I spent all week putting that list together with the help of various people, websites, etc, but feel free to add any others that you can think of. This list is merely meant to get you thinking about what you’re looking for—it is by no means a checklist of stuff that the church must have. Some, like the first two, should be deal-breakers, but most of the others are more your preference. For example: While I love music, I can live with a mediocre worship period if the pastor is awesome. I need that pastor to reach me or everything else will fall on deaf ears. Others feel differently, and that’s fine. Regardless of what’s important to you on that list and what isn’t, there’s one thing that you must keep in mind:
There’s no such thing as the perfect church.
You will never find a church that perfectly matches all of your requirements, that’s why it’s so important to prioritize and decide what’s a deal-breaker for you and what you can live with.

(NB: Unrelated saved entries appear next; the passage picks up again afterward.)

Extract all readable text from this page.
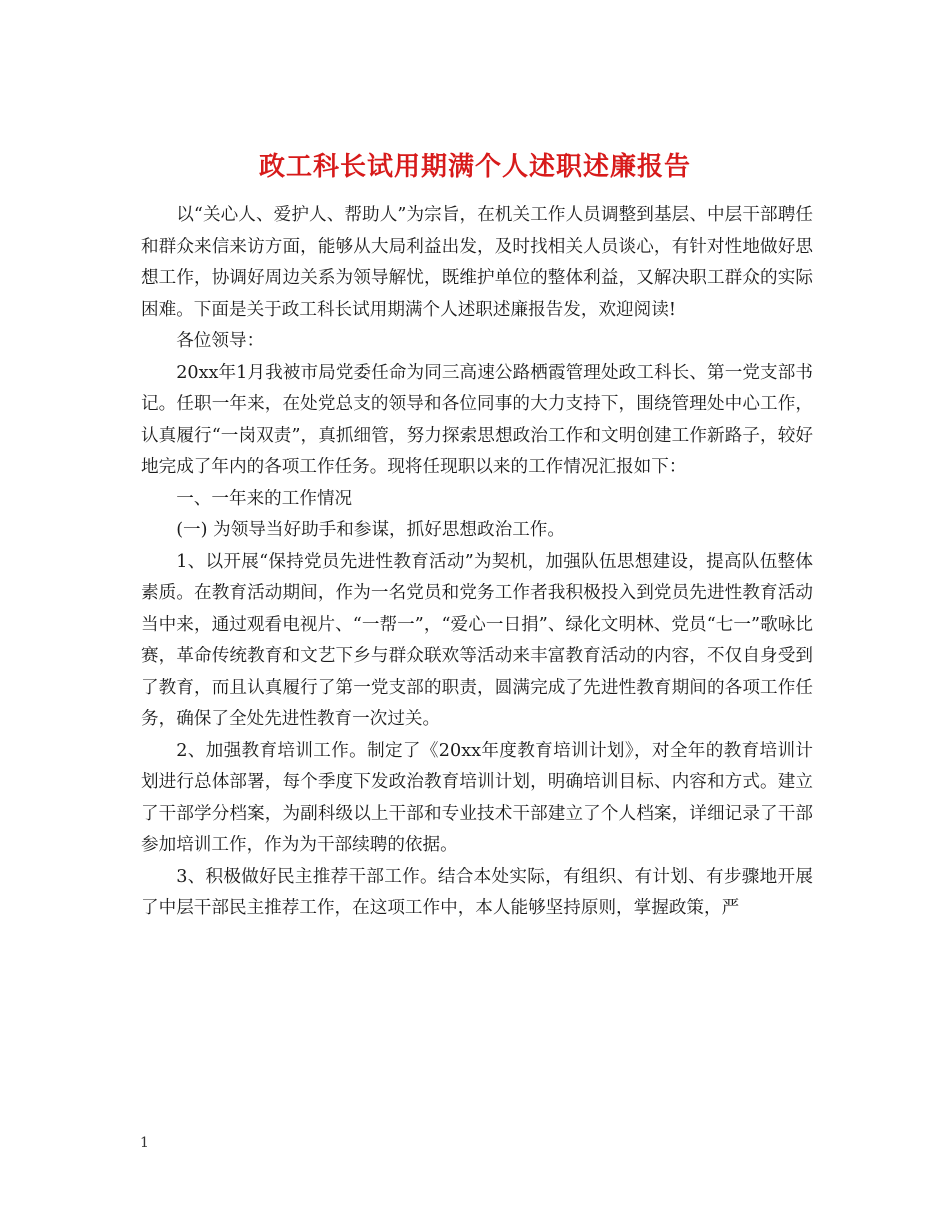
政工科长试用期满个人述职述廉报告

以“关心人、爱护人、帮助人”为宗旨，在机关工作人员调整到基层、中层干部聘任和群众来信来访方面，能够从大局利益出发，及时找相关人员谈心，有针对性地做好思想工作，协调好周边关系为领导解忧，既维护单位的整体利益，又解决职工群众的实际困难。下面是关于政工科长试用期满个人述职述廉报告发，欢迎阅读!

各位领导：

20xx年1月我被市局党委任命为同三高速公路栖霞管理处政工科长、第一党支部书记。任职一年来，在处党总支的领导和各位同事的大力支持下，围绕管理处中心工作，认真履行“一岗双责”，真抓细管，努力探索思想政治工作和文明创建工作新路子，较好地完成了年内的各项工作任务。现将任现职以来的工作情况汇报如下：

一、一年来的工作情况

(一) 为领导当好助手和参谋，抓好思想政治工作。

1、以开展“保持党员先进性教育活动”为契机，加强队伍思想建设，提高队伍整体素质。在教育活动期间，作为一名党员和党务工作者我积极投入到党员先进性教育活动当中来，通过观看电视片、“一帮一”，“爱心一日捐”、绿化文明林、党员“七一”歌咏比赛，革命传统教育和文艺下乡与群众联欢等活动来丰富教育活动的内容，不仅自身受到了教育，而且认真履行了第一党支部的职责，圆满完成了先进性教育期间的各项工作任务，确保了全处先进性教育一次过关。

2、加强教育培训工作。制定了《20xx年度教育培训计划》，对全年的教育培训计划进行总体部署，每个季度下发政治教育培训计划，明确培训目标、内容和方式。建立了干部学分档案，为副科级以上干部和专业技术干部建立了个人档案，详细记录了干部参加培训工作，作为为干部续聘的依据。

3、积极做好民主推荐干部工作。结合本处实际，有组织、有计划、有步骤地开展了中层干部民主推荐工作，在这项工作中，本人能够坚持原则，掌握政策，严

1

A few of things that help narrow your search:
1) See if the church you’re looking at has a website. You can find a lot of the information listed above there. Many times, they even have audio (or even video) of past sermons so you can check those out as well.
2) Be sure to “shop around.” First impressions are important, but can be misleading (good or bad). Go back again.
3) Don’t be afraid to email or even set up a face-to-face meeting with the pastor. Come with questions.
In the end, don’t be stubborn. Don’t go to the local Methodist church just because you grew up in the Methodist church. Go where you will be fed. If that happens to be the local Methodist church, great. If the local Methodists can’t give you what you need, however, you need to be willing to look elsewhere. If that means you wind up in a Catholic church, so be it. Find the church that will help you grow spiritually.